こんにちは、大阪発公会計ブログ担当の船戸明(公認会計士)です。
 1月3日の京都新聞。京都市と大津市が抱える課題を概観するとともに、その対応を迫る内容の記事が掲載されました。
 タイトルは、「改革にスピードを」。
 「待ったなし」から「待ってくれ」にブログタイトルを改題した私としては、「うーん、なんだかなあ」と考えてしまうタイトルです。
 少し嫌な気分を抱えつつ読んでみたのですが、どうも様子がおかしい。特に大津市では、様子がおかしすぎる。。。
 大津市は、相次ぐ職員不祥事の防止対策、庁舎整備問題、ごみ焼却施設廃止に伴うごみ減量推進など、多くの課題を抱えているそうです。
 たとえば、庁舎整備。耐震性の問題があるようですが、170億円の費用をどう捻出するかも問題で、議論も十分ではなく、「市民の意見を十分に聞くことが重要だ」。
 たとえば、ごみ処理問題。ごみ減量対策が必要だけれど、現状、県外施設に頼っている。市民生活への影響も大きく、「市のごみ焼却施設の体制を抜本的に見直す必要も出てくるだろう」。
 たとえば、観光や産業振興については、「腰を据えた取り組みが必要だ」。
 もういいですよね。「十分に聞く」とか、「抜本的に見直す」とか、「腰を据えた取り組み」とか、どれもこれも時間がかかることばかりです。いや、それでいいと思うのです。記事の指摘自体はおかしくないでしょう。そもそも、市民生活に関わる問題が、そんなに急速に進展していいとは思いません。いろんな利害の人がいますし、自分自身の生活を考えても、何かが「急激に」変わることについていけるのかというと、そうでもないような気がします。
 時間をかけつつ、ゆるゆると変えていく。それがいいと思うのですが、記事のタイトルはスピードを求めている。そこだけを見た人は、どんな印象を持つでしょうか。改革が進んでいないという否定的な印象を持つのではないでしょうか。
 実際に進んでいるのかいないのかは、私には分かりません。ですが大切なことは、課題の認識、住民と行政との間の共有、そして住民も参加しつつ徐々に変化させていく仕組みだと思います。
 昨日、たまたま本屋さんで目が合って『来るべき民主主義』(幻冬舎新書、國分功一郎さん)を買いました。
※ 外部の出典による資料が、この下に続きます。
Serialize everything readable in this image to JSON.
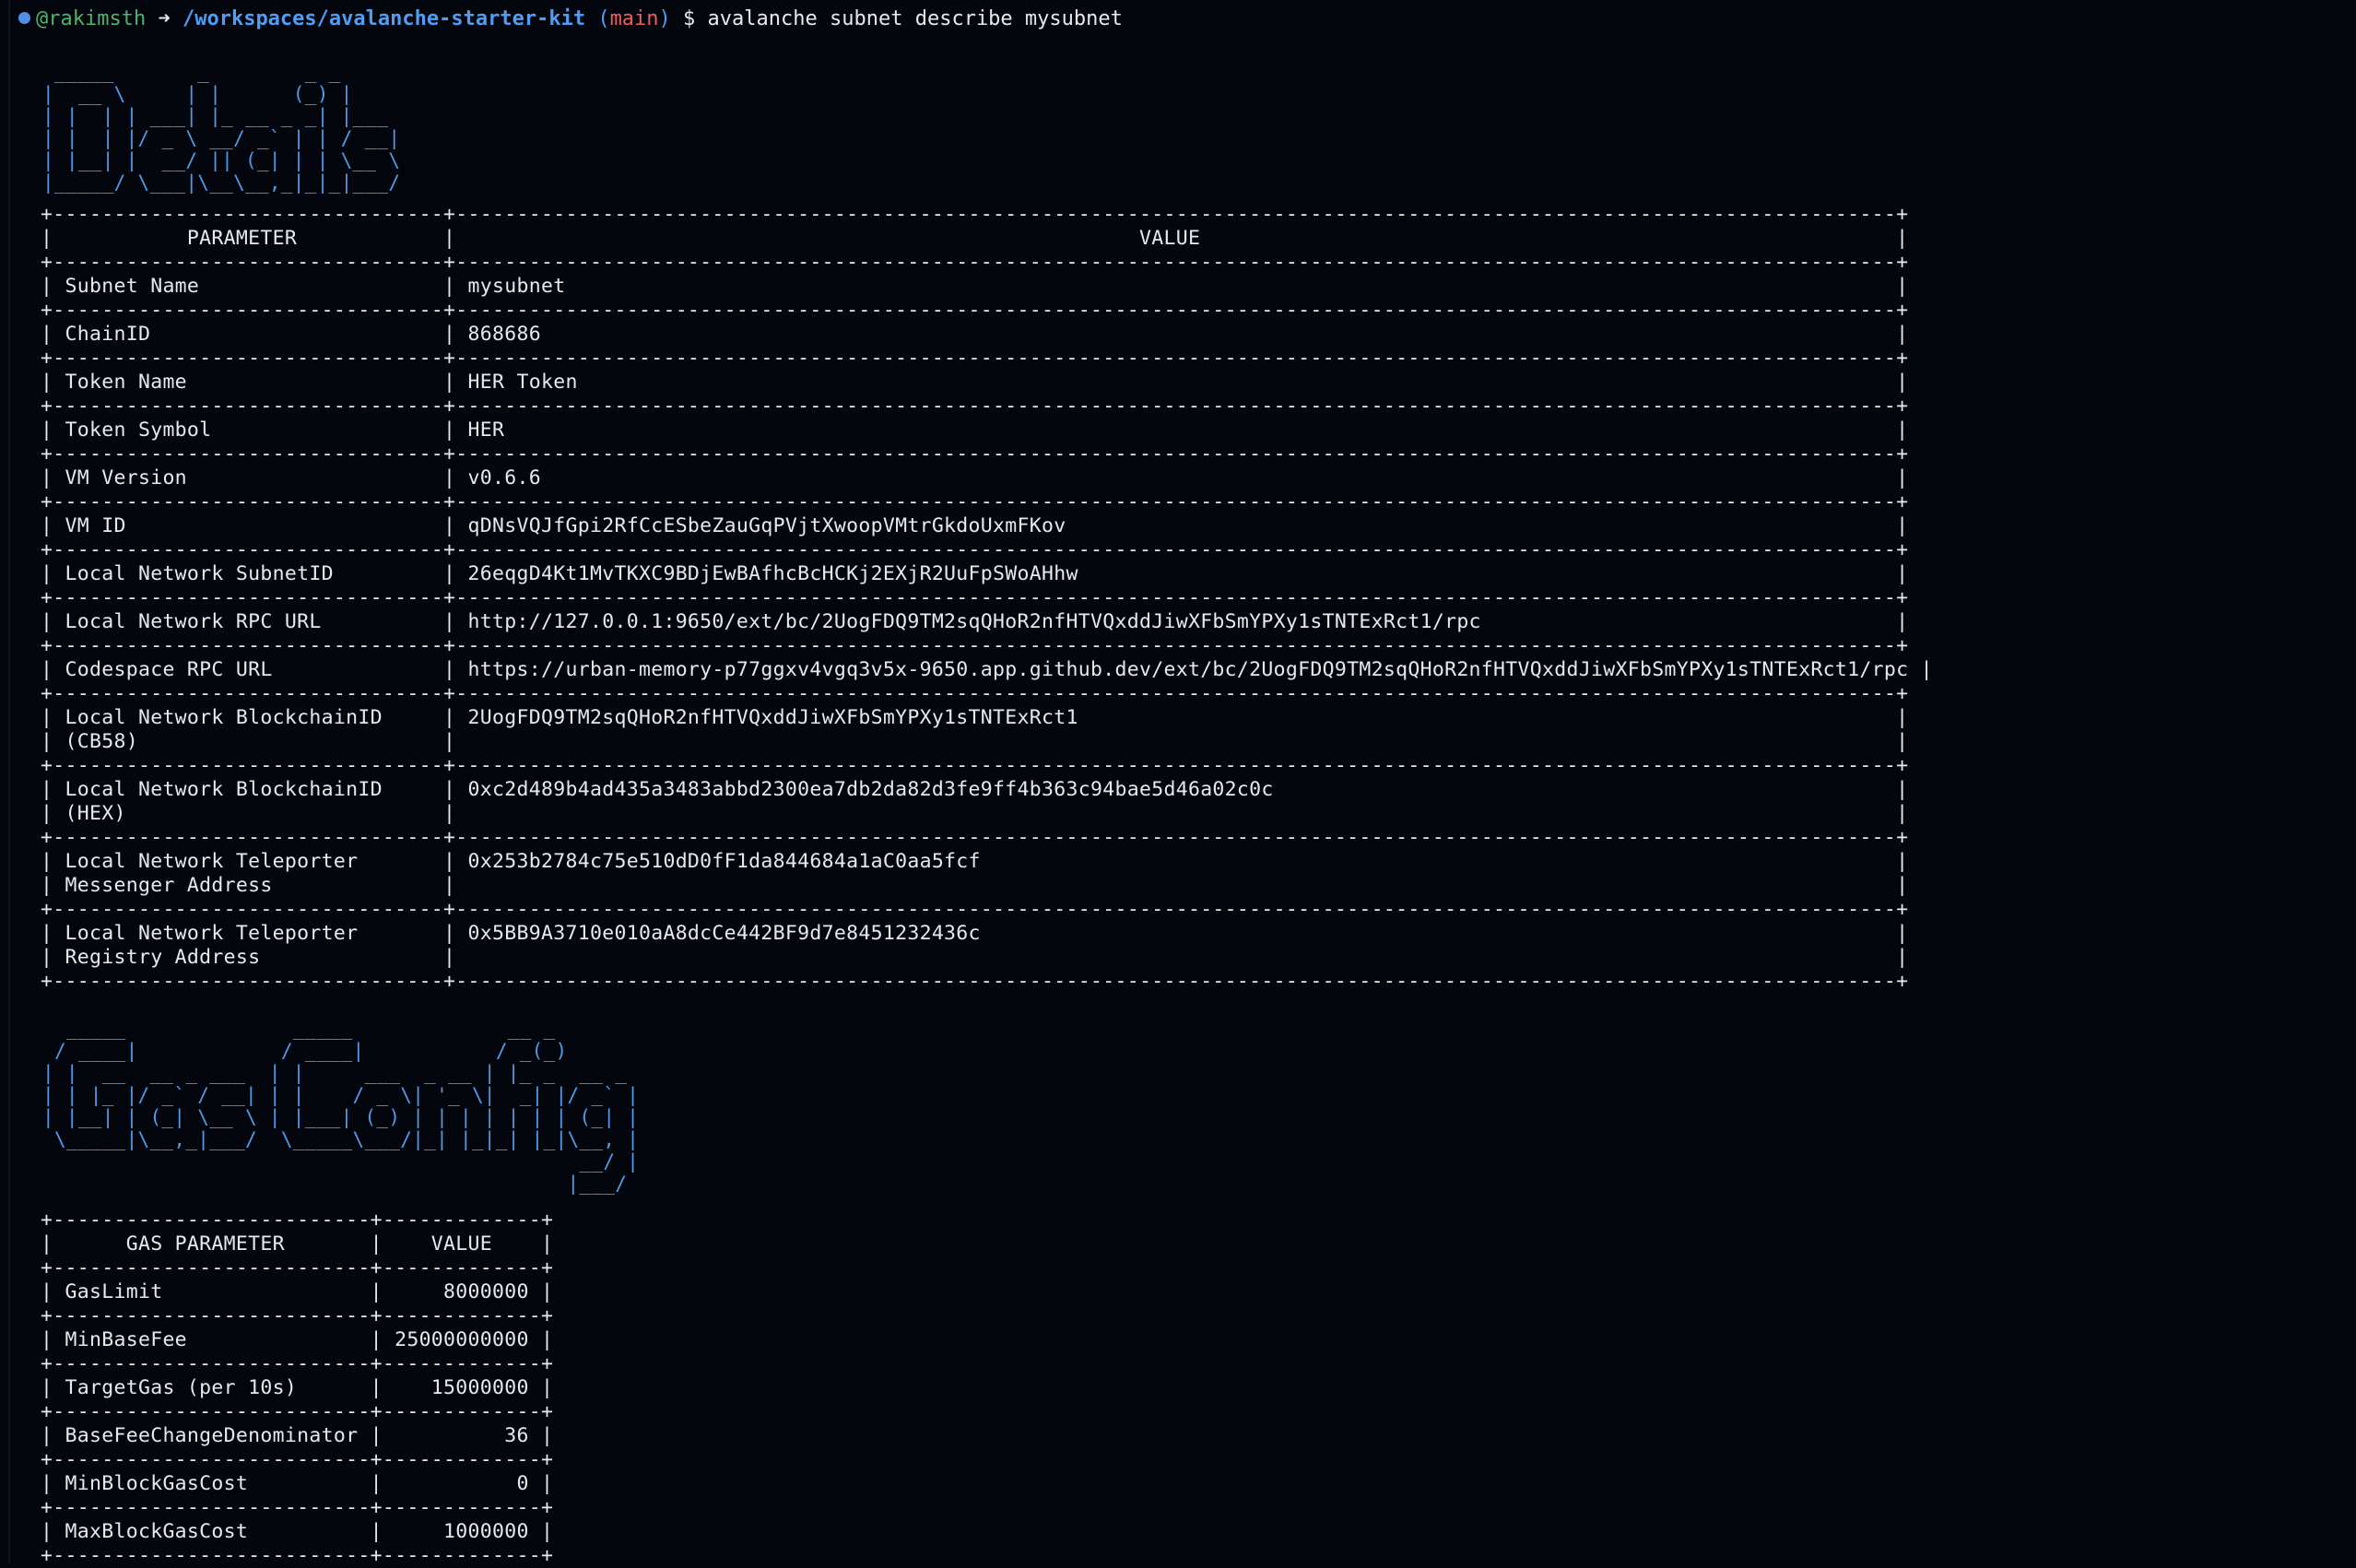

少し長い「はじめに」を読みましたが、國分さんは民衆が立法権だけでなく、行政権にも関われる制度を整えていくことが重要、と説かれています。その前提として、主権を立法権と定義し、立法権ですべてを制御出来るとしてきた近代政治哲学に問題がある、と。
 小平市の住民投票についてから本論がスタートしますので、また読み終えて、機会があればご紹介したいと思います。